Financial conditions tightening across all vectors simultaneously

Credit spreads are widening, the dollar is strengthening, oil is spiking, and equities are falling, signaling investors should raise cash and adopt defensive positioning.

Technical recession likely without traditional job losses

Real GDP could contract for two consecutive quarters if global oil persists above current levels, though structural labor shortages may prevent meaningful unemployment spikes.

Oil could spike to $200 before demand destruction caps prices

While Dubai crude already touched $170, a move to $200 is possible if the Strait remains closed, though such levels would force immediate demand destruction and severe global earnings cuts.

Bitcoin & Portfolio Strategy 3 insights

Bitcoin as the escape hatch from credit contraction

Visser argues the best environment for Bitcoin combines continuing credit problems, commodity scarcity, and the shorting of abundance in growth assets.
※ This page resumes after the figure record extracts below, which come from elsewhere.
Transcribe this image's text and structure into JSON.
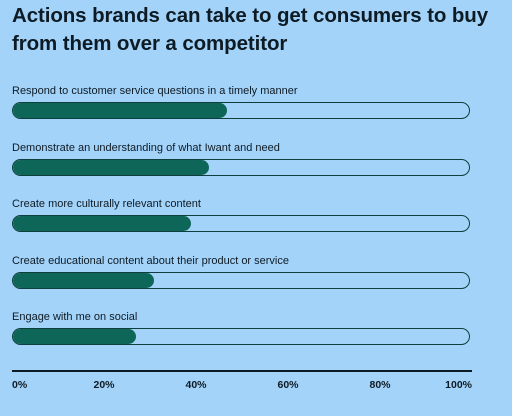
{
  "chart_data": {
    "type": "bar",
    "orientation": "horizontal",
    "title": "Actions brands can take to get consumers to buy from them over a competitor",
    "categories": [
      "Respond to customer service questions in a timely manner",
      "Demonstrate an understanding of what I\u0003want and need",
      "Create more culturally relevant content",
      "Create educational content about their product or service",
      "Engage with me on social"
    ],
    "values": [
      47,
      43,
      39,
      31,
      27
    ],
    "xlim": [
      0,
      100
    ],
    "tick_labels": [
      "0%",
      "20%",
      "40%",
      "60%",
      "80%",
      "100%"
    ],
    "colors": {
      "fill": "#0e6658",
      "track_border": "#0f3f3c",
      "background": "#a4d3fa"
    }
  }
}
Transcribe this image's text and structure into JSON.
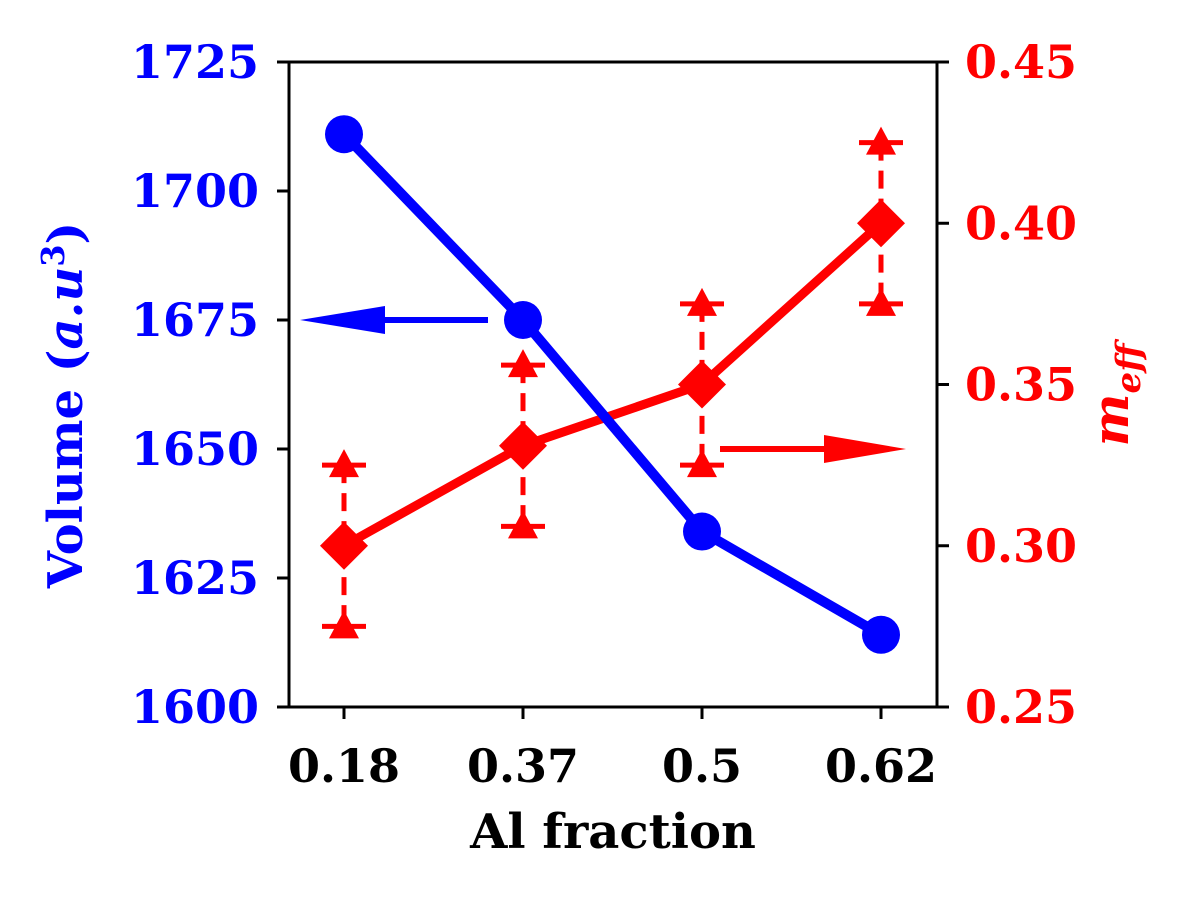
{
  "chart_data": {
    "type": "line",
    "xlabel": "Al fraction",
    "x_categories": [
      "0.18",
      "0.37",
      "0.5",
      "0.62"
    ],
    "y_left": {
      "label_text": "Volume (",
      "label_math_base": "a.u",
      "label_math_sup": "3",
      "label_close": ")",
      "ylim": [
        1600,
        1725
      ],
      "ticks": [
        1600,
        1625,
        1650,
        1675,
        1700,
        1725
      ],
      "tick_labels": [
        "1600",
        "1625",
        "1650",
        "1675",
        "1700",
        "1725"
      ],
      "color": "#0000ff"
    },
    "y_right": {
      "label_base": "m",
      "label_sub": "eff",
      "ylim": [
        0.25,
        0.45
      ],
      "ticks": [
        0.25,
        0.3,
        0.35,
        0.4,
        0.45
      ],
      "tick_labels": [
        "0.25",
        "0.30",
        "0.35",
        "0.40",
        "0.45"
      ],
      "color": "#ff0000"
    },
    "series": [
      {
        "axis": "left",
        "marker": "circle",
        "color": "#0000ff",
        "values": [
          1711,
          1675,
          1634,
          1614
        ]
      },
      {
        "axis": "right",
        "marker": "diamond",
        "color": "#ff0000",
        "values": [
          0.3,
          0.331,
          0.35,
          0.4
        ],
        "error_low": [
          0.275,
          0.306,
          0.325,
          0.375
        ],
        "error_high": [
          0.325,
          0.356,
          0.375,
          0.425
        ]
      }
    ],
    "annotations": [
      {
        "type": "arrow",
        "direction": "left",
        "color": "#0000ff",
        "points_to": "left-axis"
      },
      {
        "type": "arrow",
        "direction": "right",
        "color": "#ff0000",
        "points_to": "right-axis"
      }
    ],
    "grid": false,
    "legend": "none"
  }
}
Rotate from software to hard assets and hardware

Nominal GDP will likely outpace S&P 500 returns over 5-10 years, causing multiple compression in hyperscalers while favoring scarce commodities and physical infrastructure over software.

Maintain elevated cash reserves for volatility

Investors should remain defensive and patient for the coming weeks as markets adjust to the reality of higher-for-longer inflation and earnings disappointment.

Bottom Line

Accumulate Bitcoin and commodity-linked hard assets while holding elevated cash reserves, as institutional paralysis masks an accelerating energy crisis that will force a violent rotation from growth equities to scarce resources.